Car elle va aligner un sprinteur Olav Koiij, qui a de grandes ambitions de succès d’étape. Et qui, en plus, a quelque peu progressé sur les étapes plus difficiles, on l’a vu sur Paris-Nice. Le Français pourrait bien être le dernier lanceur du Néerlandais. Comme il pourrait travailler également pour Cian Uijtdebroeks, qui vise une bonne place au classement général, voire le maillot de meilleur jeune du Giro. On connaît le travail précieux du coureur français, notamment dans la plaine, comme dans certaines premières ascensions d’étapes montagneuses. Il a largement contribué au double succès de Jonas Vingegaard sur le Tour de France, en 2022 et 2023. Mais, à partir de là, difficile d’avoir une carte personnelle. Et s’il en a une ou deux, il lui faudra être très malin et très fort.

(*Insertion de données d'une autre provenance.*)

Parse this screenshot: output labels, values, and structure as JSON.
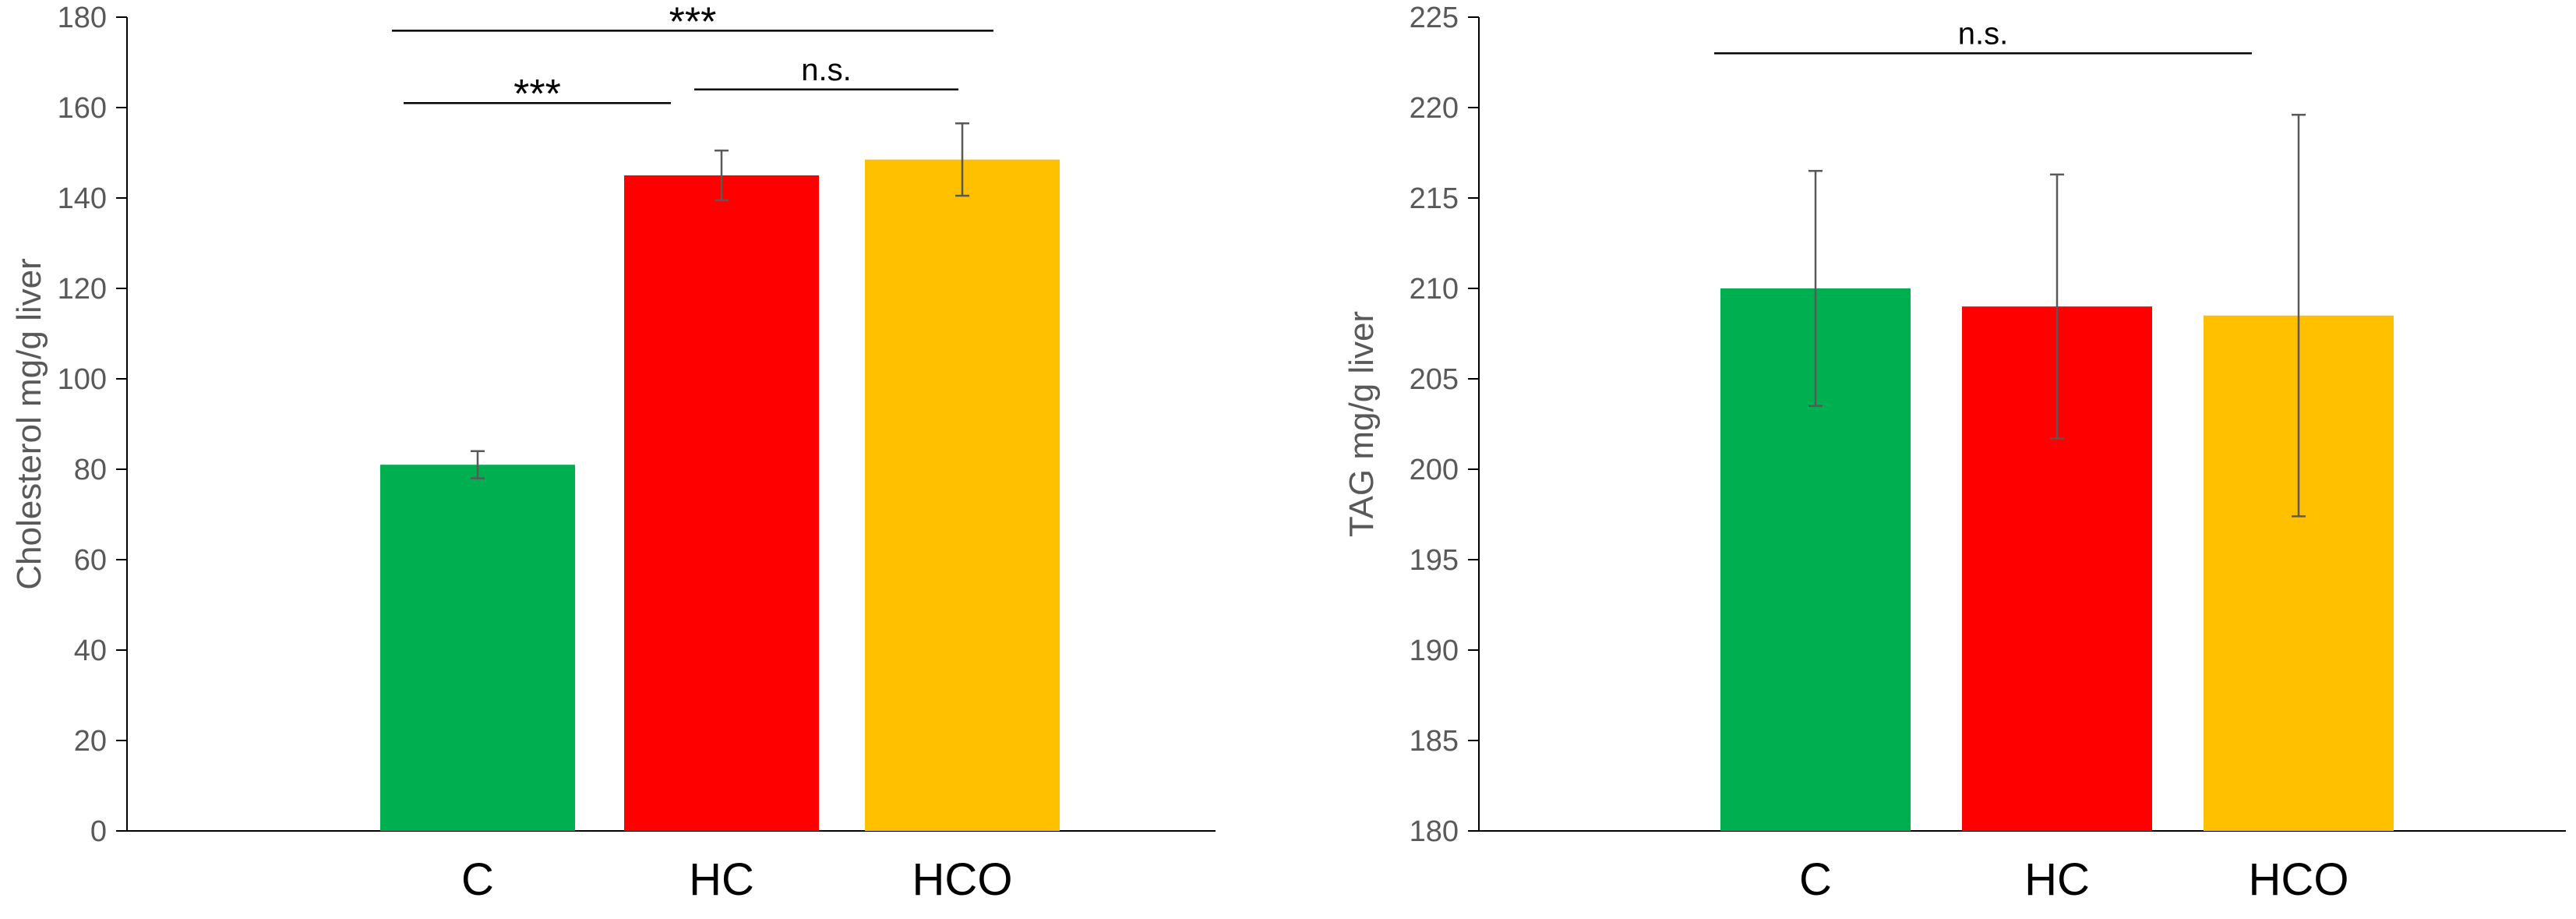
{
  "chart_data": [
    {
      "type": "bar",
      "title": "",
      "xlabel": "",
      "ylabel": "Cholesterol mg/g liver",
      "categories": [
        "C",
        "HC",
        "HCO"
      ],
      "values": [
        81,
        145,
        148.5
      ],
      "errors": [
        3,
        5.5,
        8
      ],
      "colors": [
        "#00b050",
        "#ff0000",
        "#ffc000"
      ],
      "ylim": [
        0,
        180
      ],
      "yticks": [
        0,
        20,
        40,
        60,
        80,
        100,
        120,
        140,
        160,
        180
      ],
      "grid": false,
      "significance": [
        {
          "from": "C",
          "to": "HC",
          "label": "***",
          "y": 161
        },
        {
          "from": "HC",
          "to": "HCO",
          "label": "n.s.",
          "y": 164
        },
        {
          "from": "C",
          "to": "HCO",
          "label": "***",
          "y": 177
        }
      ]
    },
    {
      "type": "bar",
      "title": "",
      "xlabel": "",
      "ylabel": "TAG mg/g liver",
      "categories": [
        "C",
        "HC",
        "HCO"
      ],
      "values": [
        210,
        209,
        208.5
      ],
      "errors": [
        6.5,
        7.3,
        11.1
      ],
      "colors": [
        "#00b050",
        "#ff0000",
        "#ffc000"
      ],
      "ylim": [
        180,
        225
      ],
      "yticks": [
        180,
        185,
        190,
        195,
        200,
        205,
        210,
        215,
        220,
        225
      ],
      "grid": false,
      "significance": [
        {
          "from": "C",
          "to": "HCO",
          "label": "n.s.",
          "y": 223
        }
      ]
    }
  ]
}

Valentin Paret-Peintre (Decathlon AG2R La Mondiale)
Valentin Paret-Peintre, c’est le 4e du dernier Tour des Alpes. Et qui aurait pu monter sur le podium s’il avait terminé 2e derrière son frère Aurélien, lors de la dernière étape. À cela s’ajoute une excellente 8e place du classement général sur le Tour Down Under (World Tour), mais aussi un gros travail pour Ben O’Connor, 2e de l’UAE Tour, le propulsant lors de son succès d’étape sur Jebel Jais. En bref, un début de saison très solide pour le coureur, qui n’a eu que 23 ans en ce début d’année 2024. Et le Giro pourrait lui ouvrir la porte de belles opportunités, même s’il ne sera pas le leader de Decathlon AG2R La Mondiale.

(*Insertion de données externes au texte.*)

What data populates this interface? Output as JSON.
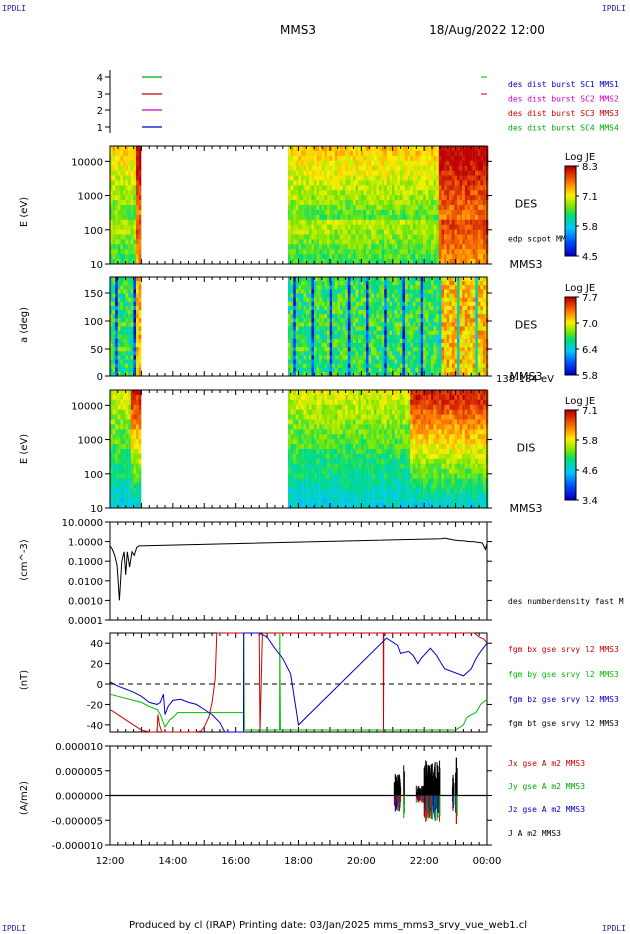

Ce sera bien Ben O’Connor le leader. Mais l’Australien, candidat au podium, n’aura pas, normalement, tout le poids de la course sur ses épaules. On en revient encore une fois à Tadej Pogacar, mais sa présence et son statut d’hyper favori libère des possibilités pour les autres équipes. À partir de là, le Français, qui a fait ses preuves en montagne, pourrait bien être tenté de s’échapper sur une ou deux étapes difficiles. Et ses qualités de grimpeur, conjugué à une pointe de vitesse loin d’être mauvaise, peut en faire un prétendant à un succès de prestige. Le Giro s’est déjà offert à de jeunes français audacieux, comme son coéquipier Victor Lafay en 2021… Ou son grand frère Aurélien, qui avait levé les bras l’an passé. Devançant Andreas Leknessund. Un succès qui pourrait bien inspirer le petit frère.